O Marido Dela – Pilar del Río no TedxPorto

Pilar subiu ao palco. Na mão, um livro de Saramago. Na postura, o orgulho imenso no legado que trazia consigo. “Quando ele morreu, as pessoas vieram às janelas e levantaram livros”- comentou, emocionada. Na plateia, o silêncio ensurdecedor de cada um daqueles leitores que tanto tinha a dizer. Partilhávamos o orgulho dela, a emoção. Era ele, o marido dela, o nosso único prémio Nobel da literatura.

Queria dizer-lhe que viajei, numa tarde febril, pela maldade humana no seu estado mais puro. Senti a aflição de um mundo que ficou cego, e a de quem tinha olho e não era rei.

Queria dizer-lhe que foi ele quem me aligeirou esse medo, tão humano, da minha própria finitude. E me fez crer, por uns momentos, que bastava ignorar os recados de uma Morte desajeitada, a desempenhar um ofício aborrecido, monótono e fatalmente irremediável. Vivo cada dia como se fosse o último, mas com a calma de quem acredita que o amanhã pode muito bem ser o dia seguinte em que ninguém morreu.

Queria dizer-lhe que foi ele quem me fez flutuar à deriva no Atlântico, numa jangada de pedra frágil acabada de perder contacto com o resto da Europa. E me fez pensar, como portuguesa, nas consequências sociais e políticas de tal afastamento.

Queria dizer-lhe que, tal como ele, nunca fui religiosa. E que foi ele quem me ajudou a pensar criticamente sobre as hipocrisias da Igreja, o abuso de poder e a corrupção por trás de cada esmola ou caridade.

Queria dizer-lhe que, através das palavras dele, pequei ao rir-me com vontade das histórias do antigo testamento e da história de Jesus. Ou do que ela poderia ter sido, não fosse já doutrina bem estabelecida e pregada aos quatro cantos do planeta, tal como está e sem lugar a questões. Essa de onde todas as metáforas foram já extraídas, em que não há lugar para adendas, palavra do Senhor.

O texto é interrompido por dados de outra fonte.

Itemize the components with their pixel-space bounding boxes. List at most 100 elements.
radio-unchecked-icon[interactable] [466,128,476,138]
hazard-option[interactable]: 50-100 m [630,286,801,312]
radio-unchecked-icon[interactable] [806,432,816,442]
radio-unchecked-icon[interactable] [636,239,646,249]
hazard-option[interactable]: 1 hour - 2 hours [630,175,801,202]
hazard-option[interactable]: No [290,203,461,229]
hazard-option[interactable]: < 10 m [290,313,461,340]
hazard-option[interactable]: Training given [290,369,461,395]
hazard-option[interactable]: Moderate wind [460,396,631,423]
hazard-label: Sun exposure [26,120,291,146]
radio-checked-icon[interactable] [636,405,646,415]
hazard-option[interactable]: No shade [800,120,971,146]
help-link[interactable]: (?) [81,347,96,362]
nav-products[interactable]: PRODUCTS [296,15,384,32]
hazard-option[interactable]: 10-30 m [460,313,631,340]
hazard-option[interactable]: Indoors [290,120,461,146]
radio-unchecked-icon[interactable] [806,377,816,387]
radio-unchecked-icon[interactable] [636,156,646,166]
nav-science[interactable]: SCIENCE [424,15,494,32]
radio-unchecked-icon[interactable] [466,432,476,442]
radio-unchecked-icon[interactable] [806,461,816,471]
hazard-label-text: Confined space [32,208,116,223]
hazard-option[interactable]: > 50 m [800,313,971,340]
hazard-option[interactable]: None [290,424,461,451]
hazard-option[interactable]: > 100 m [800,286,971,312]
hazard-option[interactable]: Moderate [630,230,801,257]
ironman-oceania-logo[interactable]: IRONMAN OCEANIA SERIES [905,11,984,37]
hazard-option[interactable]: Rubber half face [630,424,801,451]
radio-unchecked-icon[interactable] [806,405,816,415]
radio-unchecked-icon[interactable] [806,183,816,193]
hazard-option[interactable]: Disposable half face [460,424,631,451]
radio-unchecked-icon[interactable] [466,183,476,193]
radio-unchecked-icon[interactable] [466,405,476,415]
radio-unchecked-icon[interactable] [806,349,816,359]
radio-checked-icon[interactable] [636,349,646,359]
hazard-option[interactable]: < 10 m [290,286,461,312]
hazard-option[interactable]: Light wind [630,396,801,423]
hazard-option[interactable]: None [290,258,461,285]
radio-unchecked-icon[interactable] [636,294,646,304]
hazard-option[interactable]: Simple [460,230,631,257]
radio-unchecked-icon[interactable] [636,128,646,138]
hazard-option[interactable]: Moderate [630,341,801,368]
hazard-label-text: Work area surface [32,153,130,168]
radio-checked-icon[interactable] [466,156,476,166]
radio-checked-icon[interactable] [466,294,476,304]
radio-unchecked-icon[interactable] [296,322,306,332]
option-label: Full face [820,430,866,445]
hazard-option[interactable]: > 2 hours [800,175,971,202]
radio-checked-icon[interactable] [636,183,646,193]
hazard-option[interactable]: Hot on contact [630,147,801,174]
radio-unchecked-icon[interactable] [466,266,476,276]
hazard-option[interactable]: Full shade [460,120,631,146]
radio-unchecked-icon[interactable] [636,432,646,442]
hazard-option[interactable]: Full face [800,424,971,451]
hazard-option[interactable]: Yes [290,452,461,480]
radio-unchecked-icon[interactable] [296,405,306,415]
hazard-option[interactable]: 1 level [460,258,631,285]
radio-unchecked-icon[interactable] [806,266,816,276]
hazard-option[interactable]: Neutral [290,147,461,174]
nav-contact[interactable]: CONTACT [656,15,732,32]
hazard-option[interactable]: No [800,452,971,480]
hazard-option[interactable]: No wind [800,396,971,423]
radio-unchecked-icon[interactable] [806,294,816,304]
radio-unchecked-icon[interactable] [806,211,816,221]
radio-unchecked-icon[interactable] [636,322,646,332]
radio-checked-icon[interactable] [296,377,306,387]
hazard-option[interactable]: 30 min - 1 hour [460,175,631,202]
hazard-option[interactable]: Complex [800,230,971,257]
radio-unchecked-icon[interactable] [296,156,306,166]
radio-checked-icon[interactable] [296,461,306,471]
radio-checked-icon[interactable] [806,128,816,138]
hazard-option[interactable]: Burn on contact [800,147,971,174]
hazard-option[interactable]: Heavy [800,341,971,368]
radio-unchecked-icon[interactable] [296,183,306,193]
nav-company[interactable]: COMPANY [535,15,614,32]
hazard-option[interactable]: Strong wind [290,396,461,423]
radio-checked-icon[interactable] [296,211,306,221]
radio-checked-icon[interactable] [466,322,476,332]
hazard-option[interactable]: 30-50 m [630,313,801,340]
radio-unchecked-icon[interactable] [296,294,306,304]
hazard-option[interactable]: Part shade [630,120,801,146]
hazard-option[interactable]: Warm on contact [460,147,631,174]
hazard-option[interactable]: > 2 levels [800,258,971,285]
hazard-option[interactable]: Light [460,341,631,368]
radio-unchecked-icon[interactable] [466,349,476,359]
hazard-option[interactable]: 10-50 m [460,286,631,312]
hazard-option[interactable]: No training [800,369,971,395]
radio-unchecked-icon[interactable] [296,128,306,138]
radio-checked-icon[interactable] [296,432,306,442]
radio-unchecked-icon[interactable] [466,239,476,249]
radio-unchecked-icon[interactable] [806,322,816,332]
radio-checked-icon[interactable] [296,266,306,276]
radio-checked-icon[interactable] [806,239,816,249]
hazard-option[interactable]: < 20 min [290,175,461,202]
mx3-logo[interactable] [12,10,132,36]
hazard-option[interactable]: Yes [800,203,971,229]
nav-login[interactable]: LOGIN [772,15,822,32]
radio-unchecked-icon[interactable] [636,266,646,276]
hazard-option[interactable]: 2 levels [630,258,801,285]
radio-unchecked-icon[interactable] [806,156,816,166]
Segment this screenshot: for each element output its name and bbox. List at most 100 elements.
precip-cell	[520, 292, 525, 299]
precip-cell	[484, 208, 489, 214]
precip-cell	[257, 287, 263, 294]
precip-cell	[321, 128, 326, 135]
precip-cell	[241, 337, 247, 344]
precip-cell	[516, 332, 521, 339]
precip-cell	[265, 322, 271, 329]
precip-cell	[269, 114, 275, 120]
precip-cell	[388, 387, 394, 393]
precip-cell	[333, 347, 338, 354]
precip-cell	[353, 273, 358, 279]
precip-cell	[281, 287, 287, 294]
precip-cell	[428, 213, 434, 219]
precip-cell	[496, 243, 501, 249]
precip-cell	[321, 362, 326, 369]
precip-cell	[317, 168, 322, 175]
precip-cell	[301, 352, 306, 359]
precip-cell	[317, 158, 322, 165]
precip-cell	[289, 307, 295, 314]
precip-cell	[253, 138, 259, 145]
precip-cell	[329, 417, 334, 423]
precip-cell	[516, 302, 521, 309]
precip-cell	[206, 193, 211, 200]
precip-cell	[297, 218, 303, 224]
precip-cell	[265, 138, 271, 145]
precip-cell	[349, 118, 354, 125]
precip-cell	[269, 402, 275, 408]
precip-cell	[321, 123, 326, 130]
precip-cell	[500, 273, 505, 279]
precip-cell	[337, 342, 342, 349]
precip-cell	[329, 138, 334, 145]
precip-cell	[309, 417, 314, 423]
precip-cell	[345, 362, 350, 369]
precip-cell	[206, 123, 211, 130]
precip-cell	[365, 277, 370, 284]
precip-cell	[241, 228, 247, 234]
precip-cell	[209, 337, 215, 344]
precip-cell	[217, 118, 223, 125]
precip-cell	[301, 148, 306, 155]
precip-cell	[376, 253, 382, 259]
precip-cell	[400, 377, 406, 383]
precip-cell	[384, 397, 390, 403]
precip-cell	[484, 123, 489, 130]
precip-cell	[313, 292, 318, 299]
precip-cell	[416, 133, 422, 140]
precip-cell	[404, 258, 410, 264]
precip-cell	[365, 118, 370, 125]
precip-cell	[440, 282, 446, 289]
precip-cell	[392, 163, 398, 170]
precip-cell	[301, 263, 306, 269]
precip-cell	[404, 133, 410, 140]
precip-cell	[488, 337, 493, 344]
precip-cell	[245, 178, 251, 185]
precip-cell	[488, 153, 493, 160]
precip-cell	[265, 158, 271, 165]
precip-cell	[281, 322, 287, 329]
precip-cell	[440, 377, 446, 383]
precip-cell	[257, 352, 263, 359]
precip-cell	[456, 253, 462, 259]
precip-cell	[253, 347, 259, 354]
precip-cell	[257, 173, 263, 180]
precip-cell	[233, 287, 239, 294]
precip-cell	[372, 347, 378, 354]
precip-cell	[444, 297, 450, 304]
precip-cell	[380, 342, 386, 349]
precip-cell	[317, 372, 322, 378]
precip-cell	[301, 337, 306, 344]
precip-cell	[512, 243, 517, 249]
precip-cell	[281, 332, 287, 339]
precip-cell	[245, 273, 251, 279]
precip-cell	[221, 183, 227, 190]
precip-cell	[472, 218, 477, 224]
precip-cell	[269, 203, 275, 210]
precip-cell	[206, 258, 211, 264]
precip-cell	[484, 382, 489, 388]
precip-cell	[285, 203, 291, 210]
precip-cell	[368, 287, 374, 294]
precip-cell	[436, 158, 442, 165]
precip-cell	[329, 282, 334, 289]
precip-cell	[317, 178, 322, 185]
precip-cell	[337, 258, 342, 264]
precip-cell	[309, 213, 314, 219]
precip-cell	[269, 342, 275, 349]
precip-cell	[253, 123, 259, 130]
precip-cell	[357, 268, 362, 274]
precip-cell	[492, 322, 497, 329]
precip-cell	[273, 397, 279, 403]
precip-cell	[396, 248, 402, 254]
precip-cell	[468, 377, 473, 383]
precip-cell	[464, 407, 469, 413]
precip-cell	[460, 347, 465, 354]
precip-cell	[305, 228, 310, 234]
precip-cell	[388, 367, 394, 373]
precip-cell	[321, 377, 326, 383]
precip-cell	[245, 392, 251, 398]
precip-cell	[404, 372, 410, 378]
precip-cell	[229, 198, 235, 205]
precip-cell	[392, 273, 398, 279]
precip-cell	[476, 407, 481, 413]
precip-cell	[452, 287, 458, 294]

Queria dizer-lhe que sempre fui apaixonada pela mente humana, por entender que motivações e desejos impulsionam comportamentos. E que foi Blimunda quem me mostrou, através dos seus olhos, um pouco desse desconhecido interior humano que sempre desejei desvendar.

Queria dizer-lhe que concordo com ela quando diz que “com livros se faz uma revolução”. Que acredito na emancipação dos povos pela educação, no poder do conhecimento e na magia da palavra escrita.

Queria dizer-lhe tudo isto, mas não deu tempo. Como sou melhor com palavras do que na moderna arte do networking, deixo aqui um testemunho do quanto admiro o legado que nos deixou o marido dela, da profunda admiração literária que nutro pelas palavras não pontuadas e a visão aguçada do mundo que José Saramago nos deixou a todos, em páginas que tantos, em todo o mundo, lêem com interesse.

Obrigada Pilar, pela simpatia e pelo sentido de responsabilidade em continuar a espalhar a obra e os ensinamentos de Saramago.

Cae

Ps. Um obrigada ao Norberto e a toda a equipa do Tedx Porto que todos os anos eleva a fasquia, e possibilita encontros inspiradores que deixam a sua marca em cada um dos participantes. Eu já sei onde vou estar a 29 de Março de 2025, e vocês?